MaxwellBuchanan, Nov 06 2010
  

       Your mouth is saying no, but your eyes...your eyes are...well they're also saying no, but your body language, yes, now that is saying you would very much like me to test the prototype.   

       If the spring spool fails it would just no longer retract, there would be no death of the user if it malfunctioned.   

       The tensile strength of the elastics could be calibrated, (is that the right word?) to maximize the shape of the canopy automatically for users of different weights for a more constant rate of descent.   

       I think...wait, , , yep, m'pretty sure.   

       //If the spring spool fails it would just no longer retract, there would be no death of the user// Does not the spring spool operate in both directions, not only retracting but also ... what's the opposite of "retracting? " Extending?   

       The word "rewind" implies that at some point it unwound.
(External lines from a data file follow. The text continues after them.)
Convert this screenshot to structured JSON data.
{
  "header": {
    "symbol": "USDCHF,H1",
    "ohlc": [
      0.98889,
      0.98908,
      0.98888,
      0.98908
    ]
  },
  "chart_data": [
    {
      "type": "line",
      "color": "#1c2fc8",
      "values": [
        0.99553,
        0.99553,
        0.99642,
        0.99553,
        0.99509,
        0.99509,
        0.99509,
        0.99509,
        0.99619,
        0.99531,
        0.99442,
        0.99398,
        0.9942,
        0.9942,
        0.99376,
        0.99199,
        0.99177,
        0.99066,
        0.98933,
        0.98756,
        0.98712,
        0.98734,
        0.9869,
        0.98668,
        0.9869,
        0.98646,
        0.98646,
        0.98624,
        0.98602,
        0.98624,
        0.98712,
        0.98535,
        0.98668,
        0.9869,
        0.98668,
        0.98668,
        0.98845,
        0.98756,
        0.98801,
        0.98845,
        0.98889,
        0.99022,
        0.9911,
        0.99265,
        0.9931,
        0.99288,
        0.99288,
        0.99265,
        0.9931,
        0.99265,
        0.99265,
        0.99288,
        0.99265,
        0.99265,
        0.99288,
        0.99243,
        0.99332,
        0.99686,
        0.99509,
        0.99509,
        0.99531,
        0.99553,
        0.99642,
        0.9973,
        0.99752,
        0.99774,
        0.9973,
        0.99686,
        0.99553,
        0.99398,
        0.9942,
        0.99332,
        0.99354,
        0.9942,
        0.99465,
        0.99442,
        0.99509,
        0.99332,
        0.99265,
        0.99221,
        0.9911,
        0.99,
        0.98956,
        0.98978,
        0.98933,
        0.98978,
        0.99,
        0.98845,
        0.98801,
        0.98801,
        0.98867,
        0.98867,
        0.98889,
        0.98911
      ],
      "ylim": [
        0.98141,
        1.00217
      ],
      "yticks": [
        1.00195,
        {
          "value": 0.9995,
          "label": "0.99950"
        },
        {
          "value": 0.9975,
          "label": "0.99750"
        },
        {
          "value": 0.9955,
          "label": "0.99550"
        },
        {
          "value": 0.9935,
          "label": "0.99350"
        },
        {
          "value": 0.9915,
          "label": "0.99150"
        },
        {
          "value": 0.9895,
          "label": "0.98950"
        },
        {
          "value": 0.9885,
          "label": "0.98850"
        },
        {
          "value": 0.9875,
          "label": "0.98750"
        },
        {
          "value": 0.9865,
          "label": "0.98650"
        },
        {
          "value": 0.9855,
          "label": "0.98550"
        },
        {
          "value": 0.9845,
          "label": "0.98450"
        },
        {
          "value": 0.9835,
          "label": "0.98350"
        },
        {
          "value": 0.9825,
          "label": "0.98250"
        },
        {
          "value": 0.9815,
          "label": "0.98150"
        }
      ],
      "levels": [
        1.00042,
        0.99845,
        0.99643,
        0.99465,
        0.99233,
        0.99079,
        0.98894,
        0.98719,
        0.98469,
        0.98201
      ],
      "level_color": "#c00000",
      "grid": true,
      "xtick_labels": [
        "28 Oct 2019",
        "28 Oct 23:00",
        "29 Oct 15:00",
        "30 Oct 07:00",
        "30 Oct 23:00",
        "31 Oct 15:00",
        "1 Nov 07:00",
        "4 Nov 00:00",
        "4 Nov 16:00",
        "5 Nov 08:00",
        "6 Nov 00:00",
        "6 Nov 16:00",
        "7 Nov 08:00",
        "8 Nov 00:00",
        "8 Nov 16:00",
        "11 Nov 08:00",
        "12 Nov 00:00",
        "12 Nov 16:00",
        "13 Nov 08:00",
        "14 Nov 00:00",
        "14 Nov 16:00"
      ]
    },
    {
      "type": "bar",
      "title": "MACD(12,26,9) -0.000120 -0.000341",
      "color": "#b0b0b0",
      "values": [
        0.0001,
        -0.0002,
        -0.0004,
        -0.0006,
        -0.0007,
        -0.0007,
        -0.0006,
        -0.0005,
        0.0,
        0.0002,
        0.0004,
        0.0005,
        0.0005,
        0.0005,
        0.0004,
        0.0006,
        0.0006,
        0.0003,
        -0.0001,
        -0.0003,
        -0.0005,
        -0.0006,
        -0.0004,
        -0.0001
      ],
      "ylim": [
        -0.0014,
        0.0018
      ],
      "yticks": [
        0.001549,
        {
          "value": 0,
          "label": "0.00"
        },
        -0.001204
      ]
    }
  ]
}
And if it fails to unwind, there will indeed be death of the user.
mouseposture, Nov 06 2010
  

       hmmmm, I suppose you are right, though I don't see a whole lot that can go wrong with a single spool. Surely we've perfected the wheel by now.
The winding mechanism for the spring could be separate from the basic spool so that any failure would result from it and not effect the unspooling.
  

       I doubt you can make it retract during landing. Retraction will be a button push mechanism or some such, activated upon landing. To avoid the problems of my first annotation. I think. If I remember correctly, parachutes are a delicate subject here, and I'm not referring to the drug use variety.
daseva, Nov 06 2010
  

       There's a parachute drug? Ah man, and my experimentation window is behind me now.
normzone, Nov 06 2010
  

       //Parachute Packing for Dummies//
Well that's not very nice, I had envisioned military and swat applications for this where speed is of the esscence. Those guys and gals aren't going to dig that I think. We might want to go with more of a high-tech/ macho-ish/ no-human-error type spin.
  

       [daseva] all of the listings for parachuting other than the only one I knew a few minutes ago are now permanently on my 'things you just can't unsee' file.   

       [-] for grossly unnecessary expense and risk. [++] for awesome futuristic imagery of clouds of parachutists lightly hitting the ground and walking off without pause.
DrWorm, Nov 06 2010
  

       I just did.
normzone, Nov 06 2010
  

       [+] but I want the light-aircraft model, to assist in shortening take-offs/landings.
FlyingToaster, Nov 07 2010
  

       If it's done right, the parachutist hits the ground very lightly.   

       As for extra components, in this case I'm of the 'simpler is better' school of thought. More bits = more things to go wrong. I even go so far as to strongly prefer a manually-thrown pilot chute to a ripcord for exactly that reason.   

       [+] for the image, [-] for the extra risk. Overall neutral.
Freefall, Nov 09 2010
  

       Sounds like a product liability minefield.